Nous avons préféré banaliser le dopage et nous en accommoder. La meilleure illustration de ce que nous acceptions se trouve dans l'instauration d'un taux maximum d'hématocrite de 50. Lorsqu'un coureur dépassait ce taux, il n'était pas considéré comme « dopé » mais placé en arrêt de travail. Je me permets d'ailleurs de vous livrer une nouvelle lecture, celle du docteur Léon Schattenberg, président de la commission de Sécurité et des conditions du sport à l'UCI : « Les excès sont endigués. Nous sommes parvenus à une gestion de l'EPO. L'utilisation abusive de l'EPO doit être éradiquée. Les contrôles de santé ne signifient pas que le dopage soit éradiqué, ni maintenant, ni à l'avenir ». Voilà le défi qu'il lançait à votre commission en 1997.
J'observe encore que ce sport d'élite professionnelle constitue un système économique puissant auquel il ne faut pas toucher. Ces héros modernes ne doivent pas être détruits, pas plus qu'il ne convient de mettre en cause un système économique dans lequel les intérêts de tous les acteurs convergent. J'entends par « acteurs » les coureurs et leur entourage, les sponsors, les grands médias, les annonceurs. Il ne faudrait donc ni écorner ni affronter ce système mais le lyophiliser pour le rendre plus digeste à nos concitoyens.
Je terminerai avec un peu de prospective. Les méthodes en France et à l'étranger diffèrent.
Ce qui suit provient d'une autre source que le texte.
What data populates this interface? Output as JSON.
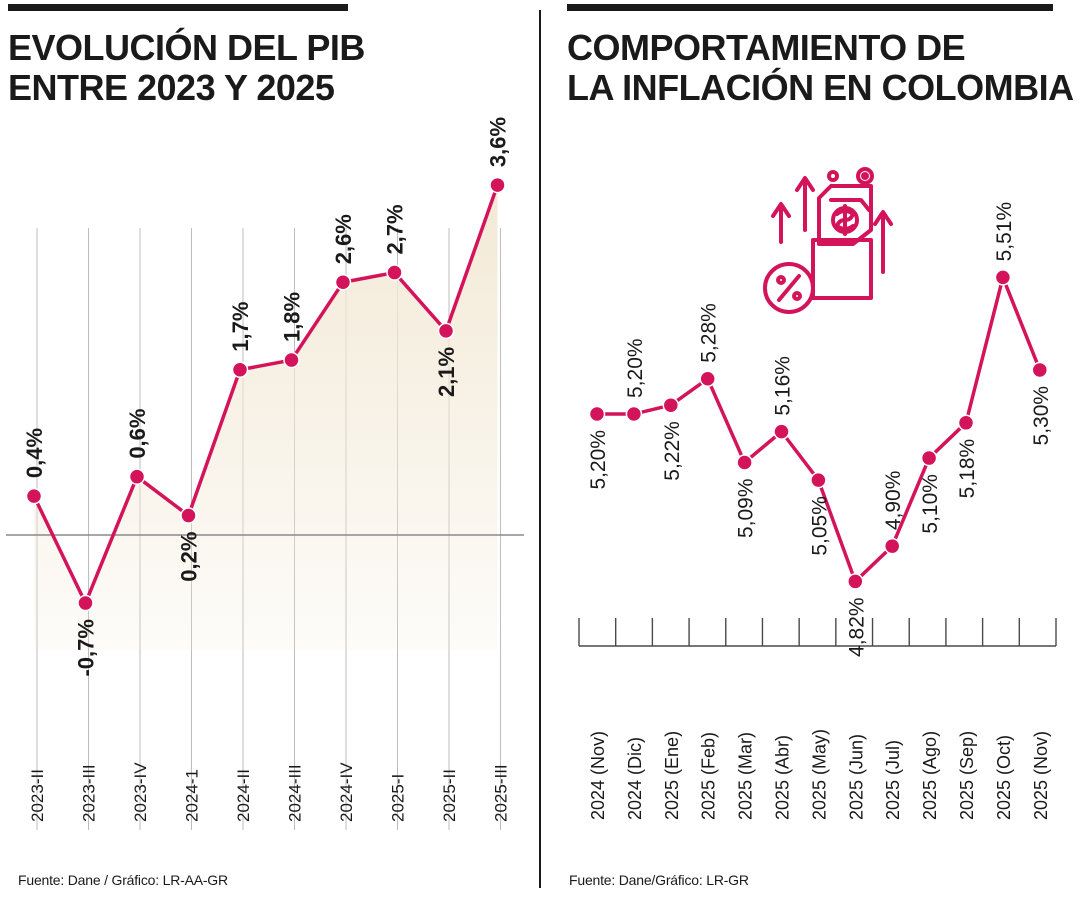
{
  "pib_panel": {
    "title_line1": "EVOLUCIÓN DEL PIB",
    "title_line2": "ENTRE 2023 Y 2025",
    "source": "Fuente: Dane / Gráfico: LR-AA-GR"
  },
  "inflacion_panel": {
    "title_line1": "COMPORTAMIENTO DE",
    "title_line2": "LA INFLACIÓN EN COLOMBIA",
    "source": "Fuente: Dane/Gráfico: LR-GR",
    "icon": "price-increase-icon"
  },
  "colors": {
    "line": "#d4145a",
    "area": "#f3e9d6",
    "grid": "#bdbdbd",
    "text": "#1a1a1a"
  },
  "chart_data": [
    {
      "type": "area",
      "title": "EVOLUCIÓN DEL PIB ENTRE 2023 Y 2025",
      "categories": [
        "2023-II",
        "2023-III",
        "2023-IV",
        "2024-1",
        "2024-II",
        "2024-III",
        "2024-IV",
        "2025-I",
        "2025-II",
        "2025-III"
      ],
      "values": [
        0.4,
        -0.7,
        0.6,
        0.2,
        1.7,
        1.8,
        2.6,
        2.7,
        2.1,
        3.6
      ],
      "labels": [
        "0,4%",
        "-0,7%",
        "0,6%",
        "0,2%",
        "1,7%",
        "1,8%",
        "2,6%",
        "2,7%",
        "2,1%",
        "3,6%"
      ],
      "ylim": [
        -1.0,
        3.6
      ],
      "grid": true,
      "xlabel": "",
      "ylabel": ""
    },
    {
      "type": "line",
      "title": "COMPORTAMIENTO DE LA INFLACIÓN EN COLOMBIA",
      "categories": [
        "2024 (Nov)",
        "2024 (Dic)",
        "2025 (Ene)",
        "2025 (Feb)",
        "2025 (Mar)",
        "2025 (Abr)",
        "2025 (May)",
        "2025 (Jun)",
        "2025 (Jul)",
        "2025 (Ago)",
        "2025 (Sep)",
        "2025 (Oct)",
        "2025 (Nov)"
      ],
      "values": [
        5.2,
        5.2,
        5.22,
        5.28,
        5.09,
        5.16,
        5.05,
        4.82,
        4.9,
        5.1,
        5.18,
        5.51,
        5.3
      ],
      "labels": [
        "5,20%",
        "5,20%",
        "5,22%",
        "5,28%",
        "5,09%",
        "5,16%",
        "5,05%",
        "4,82%",
        "4,90%",
        "5,10%",
        "5,18%",
        "5,51%",
        "5,30%"
      ],
      "ylim": [
        4.82,
        5.51
      ],
      "grid": false,
      "xlabel": "",
      "ylabel": ""
    }
  ]
}
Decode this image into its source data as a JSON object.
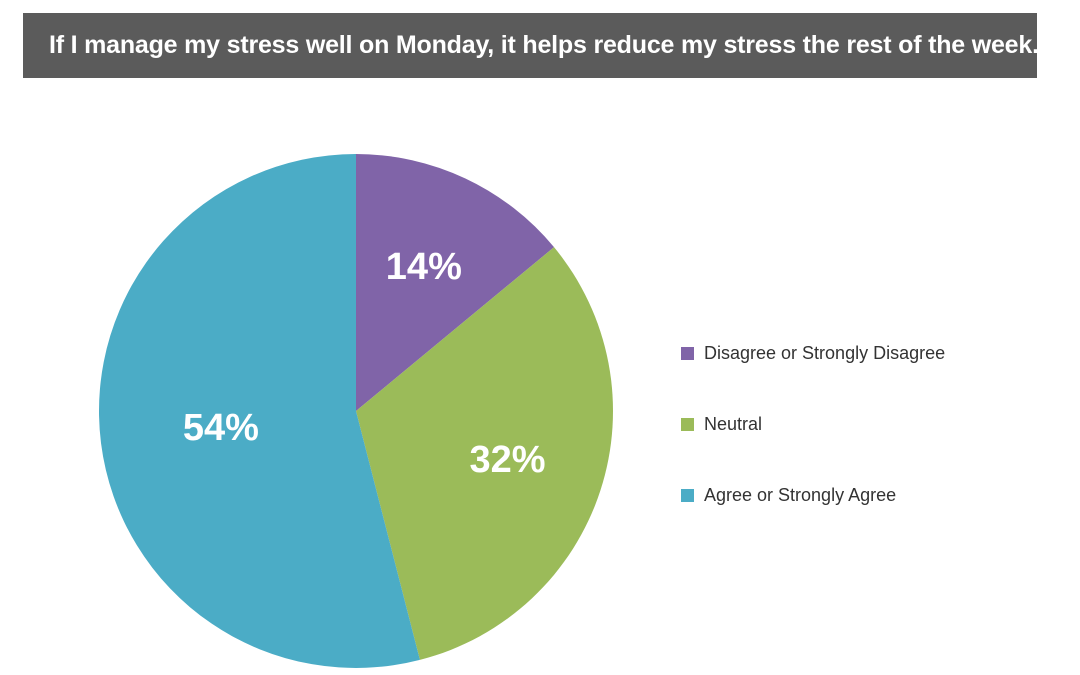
{
  "title": "If I manage my stress well on Monday, it helps reduce my stress the rest of the week.",
  "chart_data": {
    "type": "pie",
    "categories": [
      "Disagree or Strongly Disagree",
      "Neutral",
      "Agree or Strongly Agree"
    ],
    "values": [
      14,
      32,
      54
    ],
    "data_labels": [
      "14%",
      "32%",
      "54%"
    ],
    "colors": [
      "#8064a8",
      "#9bbb59",
      "#4bacc6"
    ],
    "label_color": "#ffffff",
    "start": "12 o'clock",
    "direction": "clockwise",
    "legend_position": "right"
  }
}
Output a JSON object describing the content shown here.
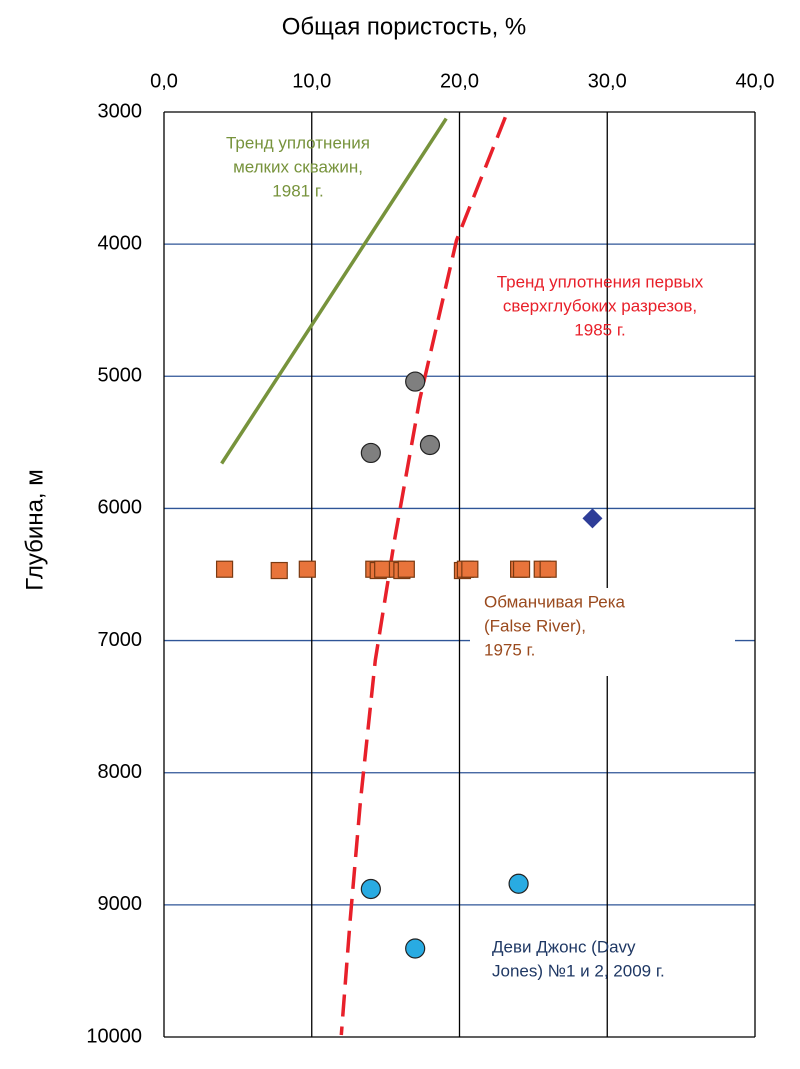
{
  "chart_data": {
    "type": "scatter",
    "title": "Общая пористость, %",
    "y_label": "Глубина, м",
    "xlim": [
      0,
      40
    ],
    "xticks": [
      {
        "value": 0,
        "label": "0,0"
      },
      {
        "value": 10,
        "label": "10,0"
      },
      {
        "value": 20,
        "label": "20,0"
      },
      {
        "value": 30,
        "label": "30,0"
      },
      {
        "value": 40,
        "label": "40,0"
      }
    ],
    "ylim": [
      10000,
      3000
    ],
    "yticks": [
      3000,
      4000,
      5000,
      6000,
      7000,
      8000,
      9000,
      10000
    ],
    "y_inverted": true,
    "grid": true,
    "series": [
      {
        "marker": "line",
        "color": "#77933c",
        "x": [
          3.9,
          19.1
        ],
        "values": [
          5660,
          3050
        ]
      },
      {
        "marker": "dashed-line",
        "color": "#e8202a",
        "x": [
          23.1,
          19.8,
          17.3,
          15.6,
          14.3,
          13.3,
          12.6,
          12.0
        ],
        "values": [
          3040,
          3970,
          5180,
          6240,
          7150,
          8210,
          9115,
          9985
        ]
      },
      {
        "marker": "circle",
        "color": "#7f7f7f",
        "x": [
          17.0,
          14.0,
          18.0
        ],
        "values": [
          5040,
          5580,
          5520
        ]
      },
      {
        "marker": "square",
        "color": "#e8743b",
        "x": [
          4.1,
          7.8,
          9.7,
          14.2,
          14.5,
          14.8,
          15.8,
          16.1,
          16.4,
          20.2,
          20.4,
          20.7,
          24.0,
          24.2,
          25.6,
          26.0
        ],
        "values": [
          6460,
          6470,
          6460,
          6460,
          6470,
          6460,
          6460,
          6470,
          6460,
          6470,
          6460,
          6460,
          6460,
          6460,
          6460,
          6460
        ]
      },
      {
        "marker": "diamond",
        "color": "#2e3d98",
        "x": [
          29.0
        ],
        "values": [
          6075
        ]
      },
      {
        "marker": "circle",
        "color": "#29abe2",
        "x": [
          14.0,
          24.0,
          17.0
        ],
        "values": [
          8880,
          8840,
          9330
        ]
      }
    ],
    "annotations": [
      {
        "color": "#77933c",
        "lines": [
          "Тренд уплотнения",
          "мелких скважин,",
          "1981 г."
        ]
      },
      {
        "color": "#e8202a",
        "lines": [
          "Тренд уплотнения первых",
          "сверхглубоких разрезов,",
          "1985 г."
        ]
      },
      {
        "color": "#9a4a1e",
        "lines": [
          "Обманчивая Река",
          "(False River),",
          "1975 г."
        ]
      },
      {
        "color": "#1f3864",
        "lines": [
          "Деви Джонс (Davy",
          "Jones) №1 и 2, 2009 г."
        ]
      }
    ]
  }
}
Avec les méthodes judiciaires coercitives prévues par le code pénal français telles que la perquisition, les analyses biologiques, la garde à vue ou les audiences, nous sommes arrivés à la conclusion que le dopage se trouvait généralisé. Nous ne pouvons toutefois utiliser ces outils à tout moment. Une information judiciaire a ainsi été déclenchée par la découverte, dans la voiture du soigneur Willy Voet, de substances interdites. Sans cette découverte, une telle affaire n'aurait pu commencer. Au nom de la liberté individuelle, nous ne pouvons en effet ni perquisitionner, ni réaliser des analyses ou géolocaliser des personnes sans preuve. L'USADA a pour sa part utilisé des méthodes qui rappellent celles du système judiciaire anglo-saxon. Dans ces pays, les enquêteurs recherchent « the intelligence ». Ils recueillent des témoignages et protègent les témoins. L'USADA a notamment pu obtenir des noms. Des personnes, menacées par Lance Armstrong par la suite, ont témoigné sans être sanctionnées. Je reproche d'ailleurs aux instances du cyclisme d'avoir pénalisé sportivement chaque personne qui brisait la loi du silence alors que nous devrions plutôt nous inspirer de la technique de l'USADA.
La situation ne s'arrangera pas facilement tant le mal est profond. Je souris quand j'entends que le Tour de France pourrait, par miracle, s'auto-régénérer. L'USADA s'amuse dans son rapport que le « Tour du renouveau » comme Jean-Marie Leblanc l'avait baptisé, a été le premier des six Tours remportés par Lance Armstrong. Ce dernier n'était pas le coureur le plus dopé de l'histoire du cyclisme mais le mieux dopé. À titre personnel, et il ne s'agit pas là d'une préconisation car je ne m'en sens pas l'autorité, je crois qu'il faudrait arrêter les compétitions cyclistes pour un temps, en admettant que nous ne pouvons leur accorder aucun crédit. Nous devons mettre les choses à plat, reconnaître les faits et définir les règles qui permettraient aux compétitions de reprendre. Cette solution, sans doute naïve, m'apparaît comme la seule. Elle n'empêcherait toutefois pas que des dérives se reproduisent par la suite.